Sharon-zool paced her chamber. Who am I fighting? There’s got to be a cliff faun left in there somewhere. I refuse to believe that cats would defend Danda-lay of their own accord.
Whoever was orchestrating them, the cats certainly had saved the palace. She had been ready to enter it herself when the fighting started. Sharon-zool felt the cold breath of disaster but-too-nearly averted. A city at night was just the sort of place in which cats loved to fight, with potential ambush points on every corner. They had chased her soldiers all the way out of the palace and into Danda-lay, where, for a short time, it was feared they would retake the city. However, as her archers found their way to rooftops, and with the coming of daylight, the advantage began to shift in favor of those with arrows and spears. The cats retreated back into the palace, and the exhausted swamp fauns assessed their losses.
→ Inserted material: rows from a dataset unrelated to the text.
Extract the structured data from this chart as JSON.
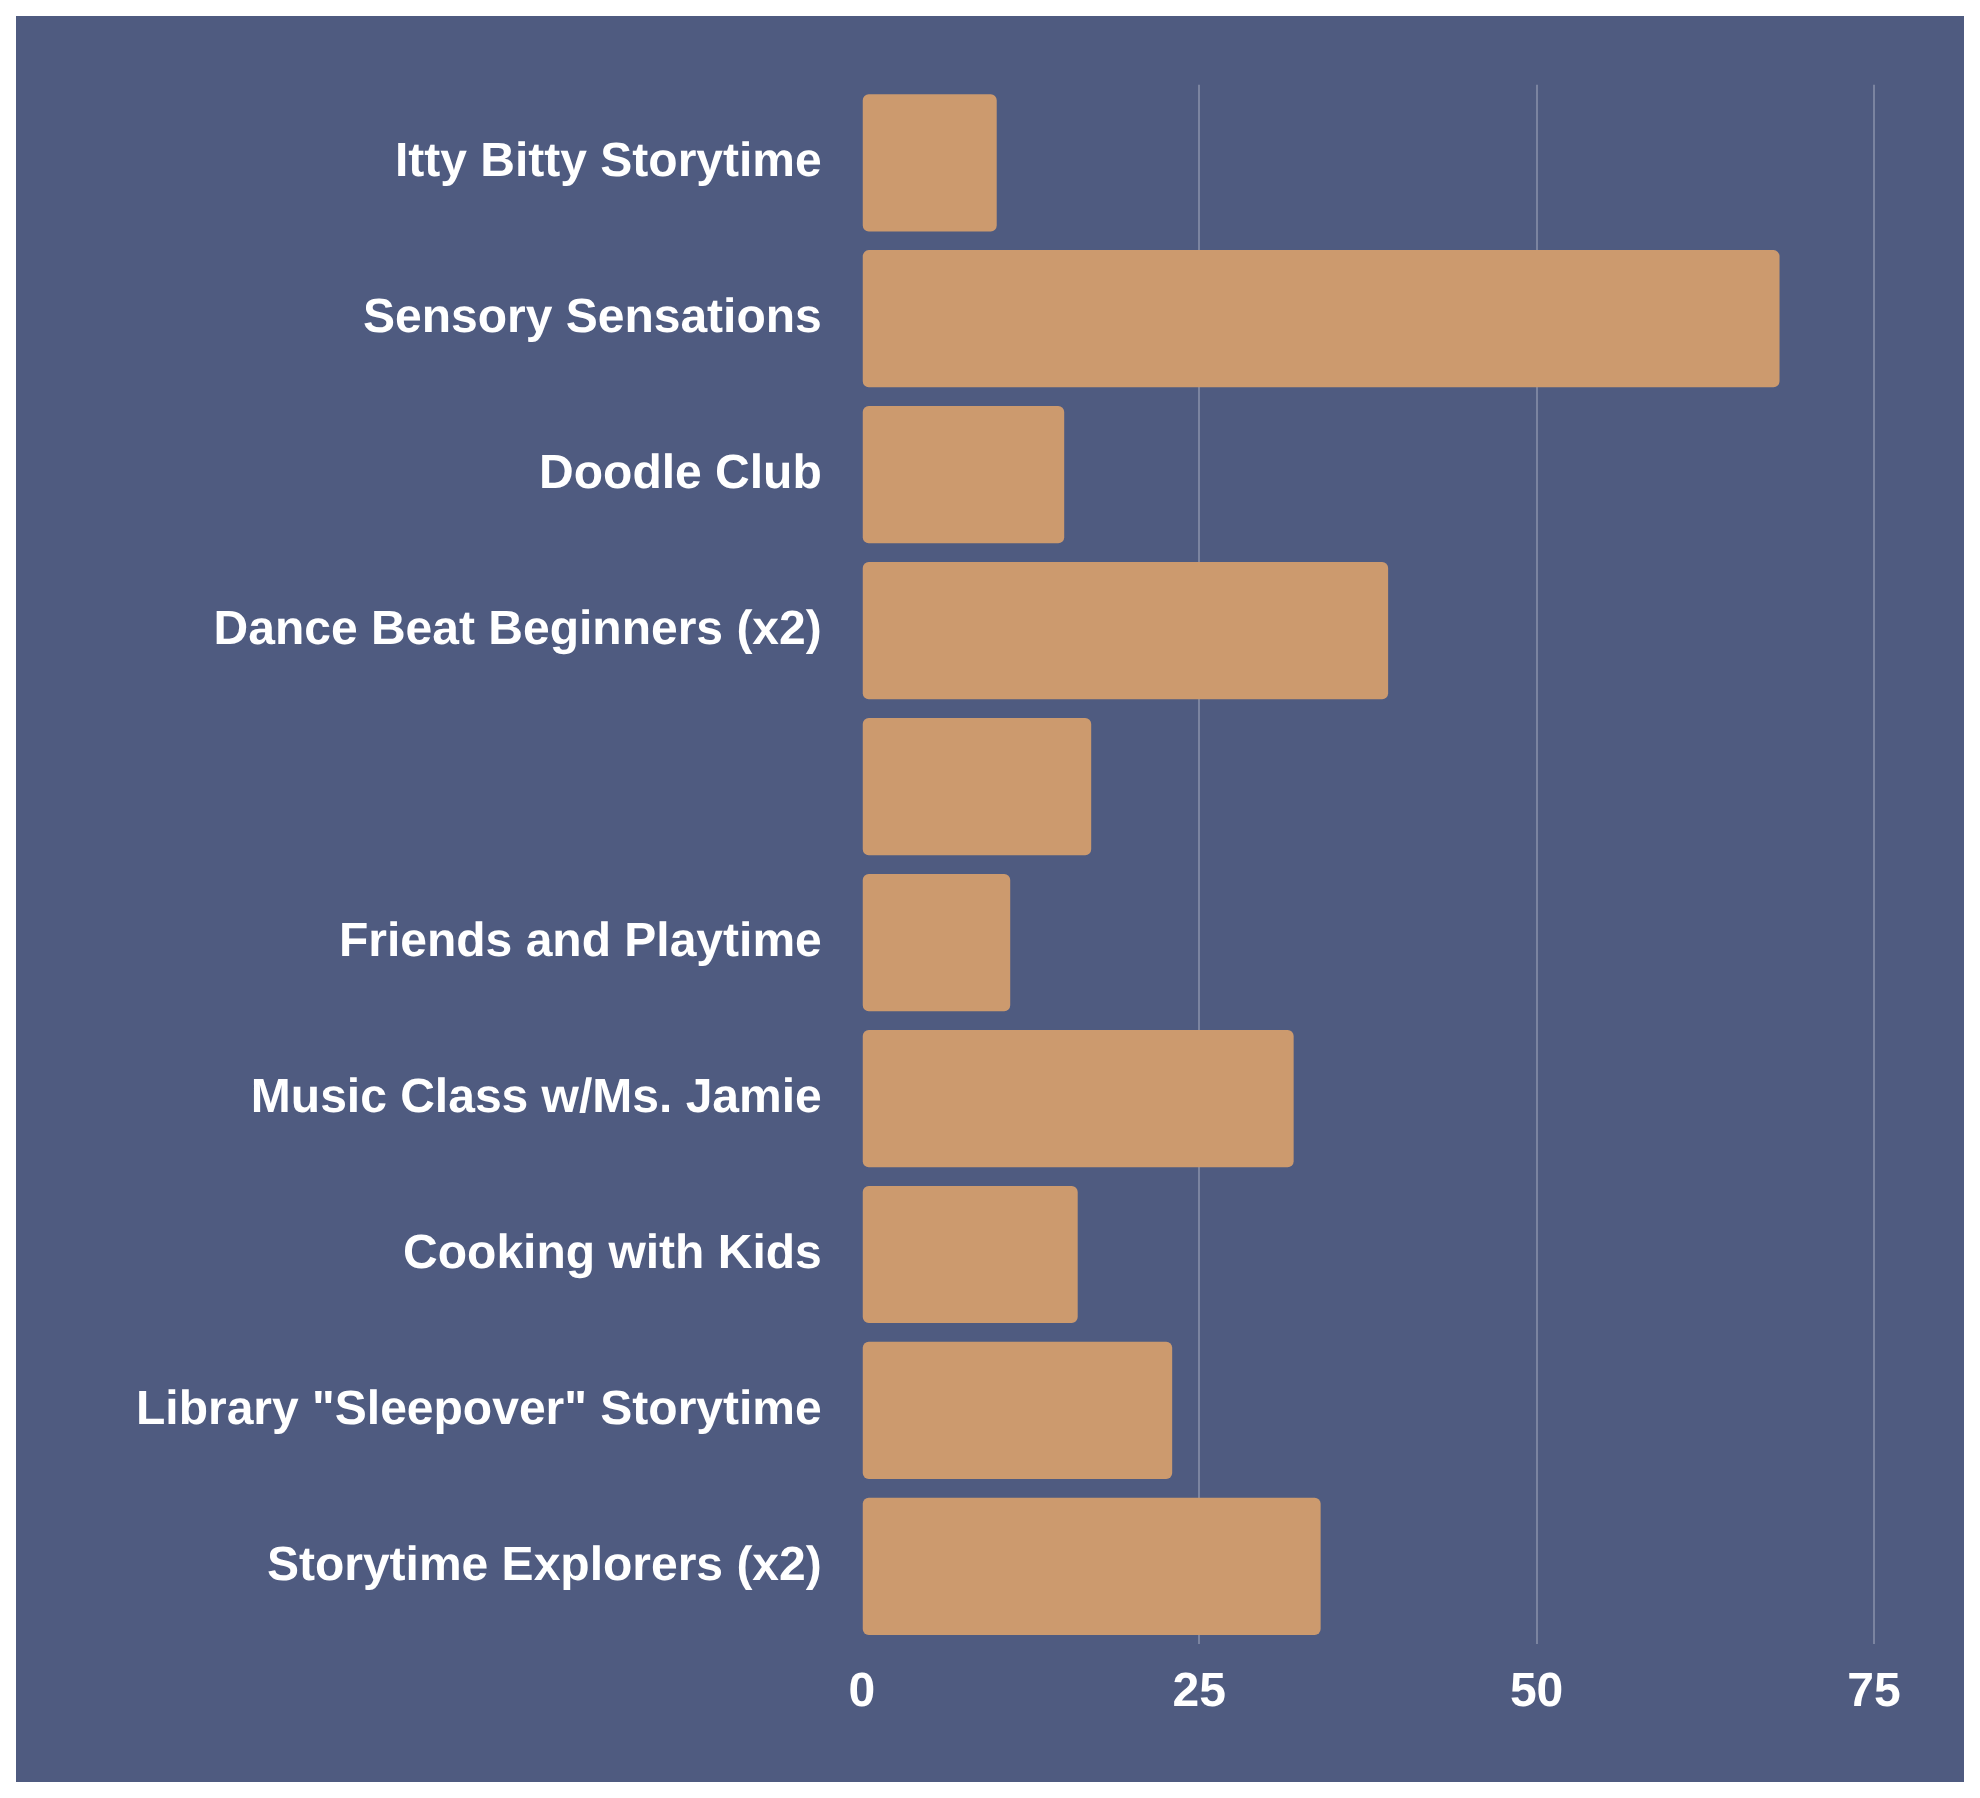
{
  "chart_data": {
    "type": "bar",
    "orientation": "horizontal",
    "categories": [
      "Itty Bitty Storytime",
      "Sensory Sensations",
      "Doodle Club",
      "Dance Beat Beginners (x2)",
      null,
      "Friends and Playtime",
      "Music Class w/Ms. Jamie",
      "Cooking with Kids",
      "Library \"Sleepover\" Storytime",
      "Storytime Explorers (x2)"
    ],
    "values": [
      10,
      68,
      15,
      39,
      17,
      11,
      32,
      16,
      23,
      34
    ],
    "color": "#cc9a6e",
    "xlim": [
      0,
      75
    ],
    "xticks": [
      0,
      25,
      50,
      75
    ],
    "grid": "x",
    "legend": false
  }
}
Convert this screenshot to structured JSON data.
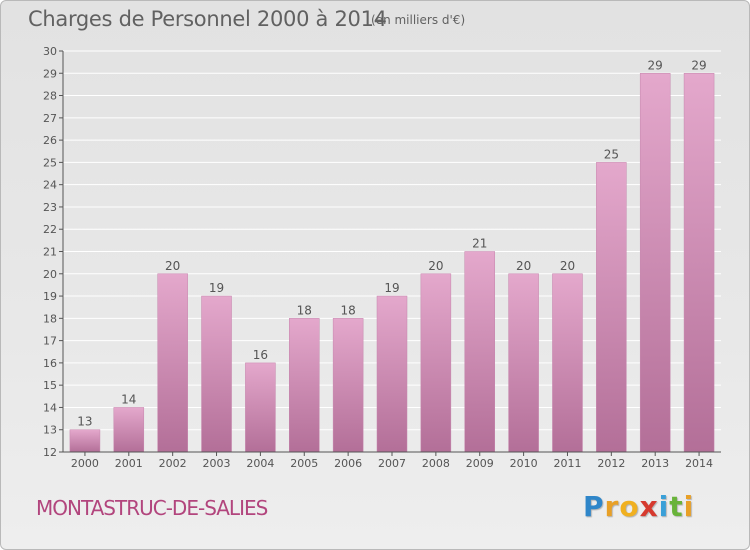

I’ll never take the palace by storm, Sharon realized. Not when it’s infested with cats and my soldiers grow weaker by the day. I need fresh troops from Port Ory. Somehow I must force my way far enough inside the palace to shut off the water. In order to do that I must find a weakness in my enemy.
She could think of one. It might not move Shadock, but then she was clearly not fighting Shadock. Sharon-zool made up her mind. She thought for a moment more and decided on a messenger. So they have cats. Well, we have something large and dangerous, too. Aloud, she said to her aid, “Go and get Danthra Michweer.” He and his lizard riders have had more than enough leisure to pillage corpses. Time they put in another day’s work.